Lots to do this spring to prevent me worrying about those things over which we have no control.  To those romantic amongst you, don’t forget - Happy Valentine’s Day

 

George

 

 

Wishing you all a happy and healthy 2020.

Tuesday 14th January  - 7.00 p.m. Symondsbury School.   Symondsbury Parish Council with our democratic Half Hour between 7.00 and 7.30 when everyone is most welcome to come and air their views or raise particular subjects.

Thursday 16th January – 7.30 p.m. Broadoak Hall – ArtsReach event "Revelations” with James Reynolds.  A few years ago, James' best friends Sarah and Emma asked for his sperm to start a family. This is the tale of what happened next, and what happened after that - an epic story about friendship, faith, life, death, foxes, snow buddies, and trying to do the right thing.   "Captivating... a generous, deepening hymn to friendship" Sunday Times.    ​  Please do book tickets for this amazing storytelling evening.   We do need support to keep these events coming to our local hall.   Book with Georgina on 01308 424922 Tickets £9.00.

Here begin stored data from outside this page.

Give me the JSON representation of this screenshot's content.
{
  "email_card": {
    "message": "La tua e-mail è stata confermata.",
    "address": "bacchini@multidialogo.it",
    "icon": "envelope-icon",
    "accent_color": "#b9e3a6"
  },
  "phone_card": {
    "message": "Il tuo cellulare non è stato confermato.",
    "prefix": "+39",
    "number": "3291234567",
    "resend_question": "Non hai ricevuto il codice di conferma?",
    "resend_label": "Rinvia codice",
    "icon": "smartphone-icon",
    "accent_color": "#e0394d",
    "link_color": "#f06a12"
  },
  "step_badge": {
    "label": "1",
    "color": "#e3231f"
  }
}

Sunday 19th January – 11.00 a.m. St. Michael’s Powerstock – special Plough Sunday service.

Friday 31st January – Broadoak Hall – another Quiz night with a slightly unconventional bent.  Please put in your diaries!  I will confirm all the details a little nearer the time, after our Hall meeting next week.

 

Thursday 13th February – Broadoak Hall - ArtsReach

 

Saturday 15th February - Broadoak Hall – Cabaret night hits the village again.  We will be looking for ‘appropriate’ acts – do let me know if you have a talent which needs spotting.

 

Farmer George’s Diary – January 2020

 

Every month I write my diary, I look back a year ago – when we feared the worst of a Brexit crash out.  What a year it has been both on the farm and in the wider environment (politically, economically, socially, technically and environmentally).

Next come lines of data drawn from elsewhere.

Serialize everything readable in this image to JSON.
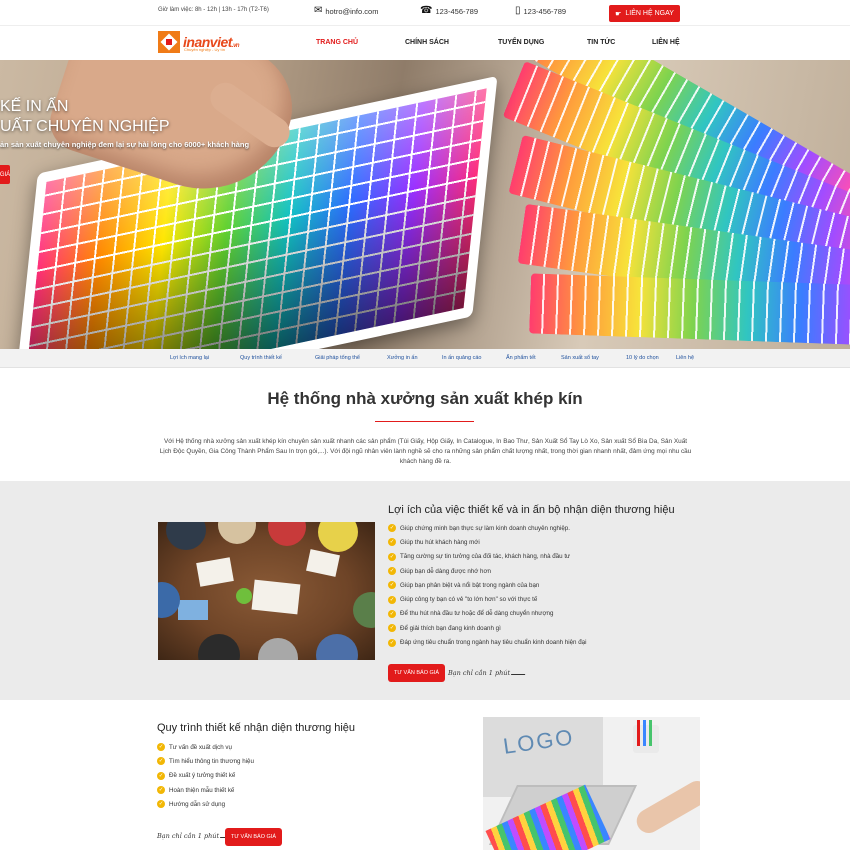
{
  "topbar": {
    "hours": "Giờ làm việc: 8h - 12h | 13h - 17h (T2-T6)",
    "email": "hotro@info.com",
    "phone": "123-456-789",
    "mobile": "123-456-789",
    "cta": "LIÊN HỆ NGAY"
  },
  "header": {
    "logo_text": "inanviet",
    "logo_suffix": ".vn",
    "logo_tagline": "Chuyên nghiệp - Uy tín",
    "nav": [
      "TRANG CHỦ",
      "CHÍNH SÁCH",
      "TUYỂN DỤNG",
      "TIN TỨC",
      "LIÊN HỆ"
    ],
    "active_index": 0
  },
  "hero": {
    "title_1": "KẾ IN ẤN",
    "title_2": "UẤT CHUYÊN NGHIỆP",
    "subtitle": "ản sản xuất chuyên nghiệp đem lại sự hài lòng cho 6000+ khách hàng",
    "button": "Giá"
  },
  "subnav": [
    "Lợi ích mang lại",
    "Quy trình thiết kế",
    "Giải pháp tổng thể",
    "Xưởng in ấn",
    "In ấn quảng cáo",
    "Ấn phẩm tết",
    "Sản xuất sổ tay",
    "10 lý do chọn",
    "Liên hệ"
  ],
  "intro": {
    "title": "Hệ thống nhà xưởng sản xuất khép kín",
    "text": "Với Hệ thống nhà xưởng sản xuất khép kín chuyên sản xuất nhanh các sản phẩm (Túi Giấy, Hộp Giấy, In Catalogue, In Bao Thư, Sản Xuất Sổ Tay Lò Xo, Sản xuất Sổ Bìa Da, Sản Xuất Lịch Độc Quyền, Gia Công Thành Phẩm Sau In trọn gói,...). Với đội ngũ nhân viên lành nghề sẽ cho ra những sản phẩm chất lượng nhất, trong thời gian nhanh nhất, đảm ứng mọi nhu cầu khách hàng đề ra."
  },
  "benefits": {
    "title": "Lợi ích của việc thiết kế và in ấn bộ nhận diện thương hiệu",
    "items": [
      "Giúp chứng minh bạn thực sự làm kinh doanh chuyên nghiệp.",
      "Giúp thu hút khách hàng mới",
      "Tăng cường sự tin tưởng của đối tác, khách hàng, nhà đầu tư",
      "Giúp bạn dễ dàng được nhớ hơn",
      "Giúp bạn phân biệt và nổi bật trong ngành của bạn",
      "Giúp công ty bạn có vẻ \"to lớn hơn\" so với thực tế",
      "Để thu hút nhà đầu tư hoặc để dễ dàng chuyển nhượng",
      "Để giải thích bạn đang kinh doanh gì",
      "Đáp ứng tiêu chuẩn trong ngành hay tiêu chuẩn kinh doanh hiện đại"
    ],
    "button": "TƯ VẤN BÁO GIÁ",
    "note": "Bạn chỉ cần 1 phút"
  },
  "process": {
    "title": "Quy trình thiết kế nhận diện thương hiệu",
    "items": [
      "Tư vấn đề xuất dịch vụ",
      "Tìm hiểu thông tin thương hiệu",
      "Đề xuất ý tưởng thiết kế",
      "Hoàn thiện mẫu thiết kế",
      "Hướng dẫn sử dụng"
    ],
    "button": "TƯ VẤN BÁO GIÁ",
    "note": "Bạn chỉ cần 1 phút",
    "photo_text": "LOGO"
  },
  "colors": {
    "accent": "#e21b1b",
    "check": "#f2b705",
    "subnav_link": "#1d4f9c",
    "logo": "#e8491b"
  }
}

As a dairy farm just keeping our heads above water, literally, has been a challenge.  There has been SO much rain since September:  We forget the very wet the start to 2018, but didn’t we end 2019 on a horrific note; over a longer period our average is 34 inches, so averaging 40 inches in the last year is challenging.

 

The effect on us is to have to haul rain contaminated slurry from Denhay to Loders and Beaminster Down where we have the capacity to store it; my apologies to those of you who have been inconvenienced by this; it is not something we like to do for several reasons not least the expense!   Back in the cow sheds ….. I am pleased to say the cows are milking better than ever before.  This reflects not just the hard work of the team looking after them but also the excellent growing season at the start of 2019 and the good weather during silage making; I have always said the success of dairying depends on 14 days in May!

 

As in every year, we have had sheep grazing all our grass fields in the autumn; they do a fantastic job pulling out all the old tough stems and allowing new growth to flourish. The very mild spell which we have right now encourages this growth and will hopefully set us up for an early turnout to grass and lots of milk from our own forage.  As I said last year, let’s hope for a (dry) ‘wus* from the west’ rather than a ‘beast from the east’.

 

We have a small family shoot at Denhay – have done for nearly 40 years.  Three years ago we stopped shooting woodcock; they are lovely little birds that migrate up to 4400 miles.  Their numbers were struggling (not from shooting) so it seemed sensible to leave them in peace.  We never saw a huge number – 2 or 3 a day.  We were all really excited on New Year’s Day when we saw 8 in all. 

 

Last month, I went on about the vegan movement’s effect on livestock farming.  Lots appear in the newspapers on both sides of the argument; I think it important that we should take a holistic approach supported by Minette Batters, the National Farmers Union (NFU) President, who aspires to have UK Agriculture deliver net zero greenhouse gas emissions by 2040.  What a positive note to start the year.

 

A very Happy New Year to everyone.

George

 

*wus is an old west Dorset term for mild and innocuous weather!